The robot suit is already being used at the Bergmannsheil by paraplegic, quadriplegic, stroke and muscular dystrophy patients in controlled trials, he said. (Paraplegic patients can move their arms, hands and fingers, whereas quadriplegic patients have limited movement or no movement from the neck down.)
"In some subgroups of spinal cord injury patients the application is already very successful, whereas the other patient groups are still under formal investigation," Schildhauer told Live Science.
Schildhauer was surprised by "the amount of functional gain in some subgroups of chronic spinal cord injury patients," he said. For instance, a wheelchair-bound patient may be able to walk short distances with the support of a walking frame after training with the exosuit five times a week for three months, the researchers said.
The Bergmannsheil is the only hospital in Germany where the robot suit has been used. Similar suits have been tested in about 200 geriatric rehab centers in Japan.

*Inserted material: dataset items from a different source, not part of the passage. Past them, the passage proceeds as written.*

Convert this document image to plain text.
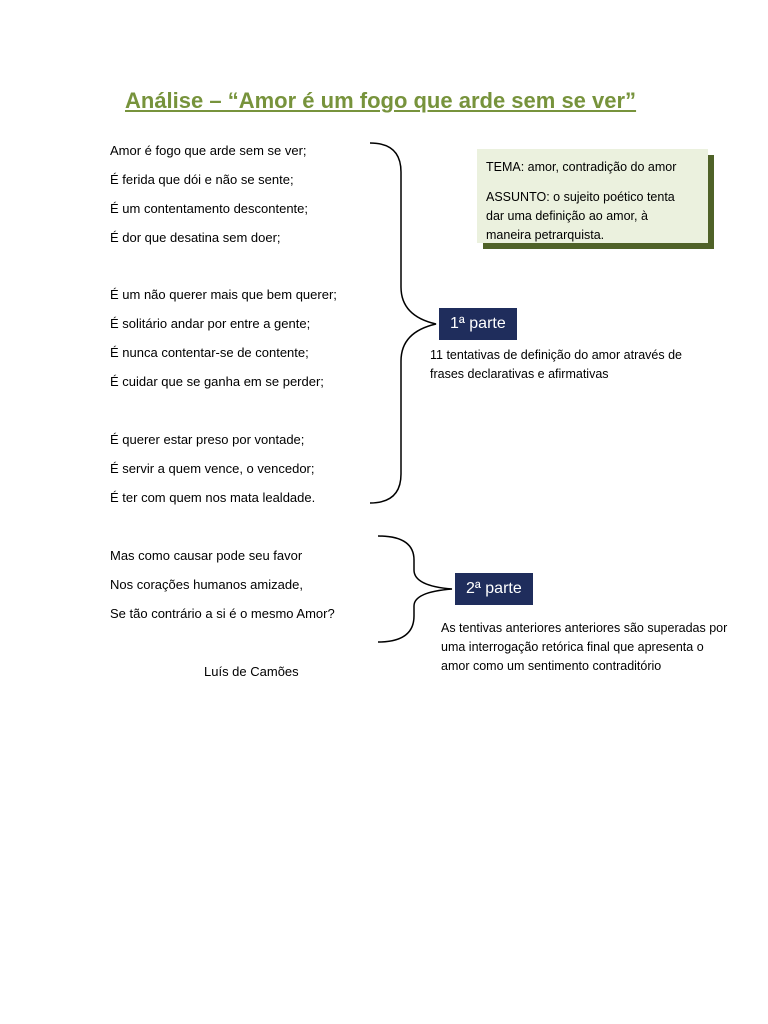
Análise – “Amor é um fogo que arde sem se ver”
Amor é fogo que arde sem se ver;
É ferida que dói e não se sente;
É um contentamento descontente;
É dor que desatina sem doer;
É um não querer mais que bem querer;
É solitário andar por entre a gente;
É nunca contentar-se de contente;
É cuidar que se ganha em se perder;
É querer estar preso por vontade;
É servir a quem vence, o vencedor;
É ter com quem nos mata lealdade.
Mas como causar pode seu favor
Nos corações humanos amizade,
Se tão contrário a si é o mesmo Amor?
Luís de Camões
TEMA: amor, contradição do amor
ASSUNTO: o sujeito poético tenta
dar uma definição ao amor, à
maneira petrarquista.
1ª parte
11 tentativas de definição do amor através de
frases declarativas e afirmativas
2ª parte
As tentivas anteriores anteriores são superadas por
uma interrogação retórica final que apresenta o
amor como um sentimento contraditório
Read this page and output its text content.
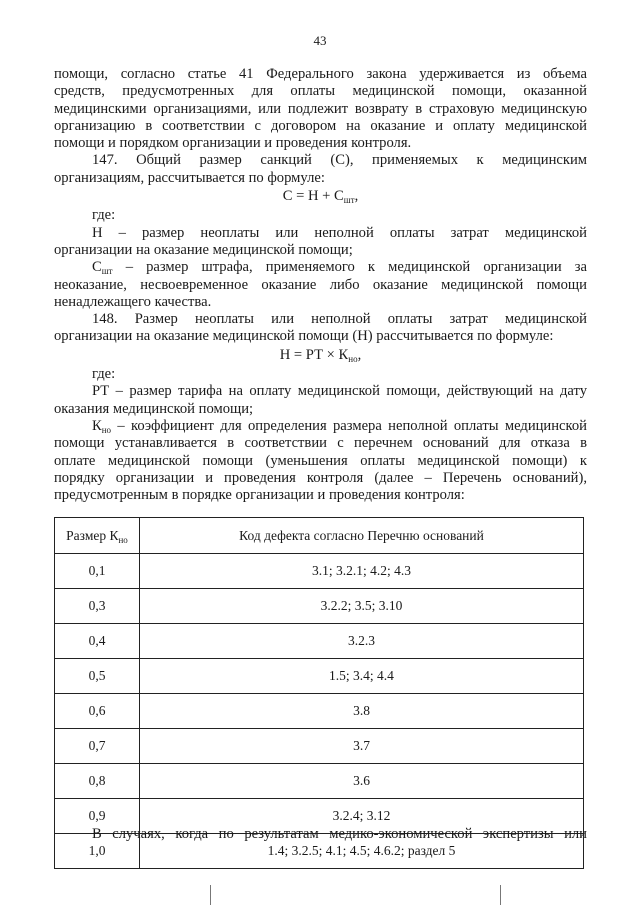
43

помощи, согласно статье 41 Федерального закона удерживается из объема

средств, предусмотренных для оплаты медицинской помощи, оказанной

медицинскими организациями, или подлежит возврату в страховую медицинскую

организацию в соответствии с договором на оказание и оплату медицинской

помощи и порядком организации и проведения контроля.

147. Общий размер санкций (С), применяемых к медицинским

организациям, рассчитывается по формуле:

$С = Н + С_{шт}$,

где:

Н – размер неоплаты или неполной оплаты затрат медицинской

организации на оказание медицинской помощи;

$С_{шт}$ – размер штрафа, применяемого к медицинской организации за

неоказание, несвоевременное оказание либо оказание медицинской помощи

ненадлежащего качества.

148. Размер неоплаты или неполной оплаты затрат медицинской

организации на оказание медицинской помощи (Н) рассчитывается по формуле:

Н = РТ × $К_{но}$,

где:

РТ – размер тарифа на оплату медицинской помощи, действующий на дату

оказания медицинской помощи;

$К_{но}$ – коэффициент для определения размера неполной оплаты медицинской

помощи устанавливается в соответствии с перечнем оснований для отказа в

оплате медицинской помощи (уменьшения оплаты медицинской помощи) к

порядку организации и проведения контроля (далее – Перечень оснований),

предусмотренным в порядке организации и проведения контроля:

Размер $К_{но}$	Код дефекта согласно Перечню оснований
0,1	3.1; 3.2.1; 4.2; 4.3
0,3	3.2.2; 3.5; 3.10
0,4	3.2.3
0,5	1.5; 3.4; 4.4
0,6	3.8
0,7	3.7
0,8	3.6
0,9	3.2.4; 3.12
1,0	1.4; 3.2.5; 4.1; 4.5; 4.6.2; раздел 5

В случаях, когда по результатам медико-экономической экспертизы или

The HAL was developed by Dr. Yoshiyuki Sankai, a professor in the Graduate School of Systems and Information Engineering at the University of Tsukuba in Japan. Sankai also founded Cyberdyne Inc. (from "cybernics" — an interdisciplinary research field that incorporates cybernetics and other disciplines), a company that produces the HAL. Sankai designed the robot "for the benefits of humankind in the field of medicine, caregiving, welfare, labor, heavy works, entertainment and so on," according to Cyberdyne's website.
Sankai has said in the past that he aims to create new technologies that will benefit people and not serve to destroy them. For instance, he reportedly rejected offers from the U.S. Department of Defense and the government of South Korea to develop robots for military use.
Research describing the application of the robot suit in paralyzed patients was published in April in the Spine Journal.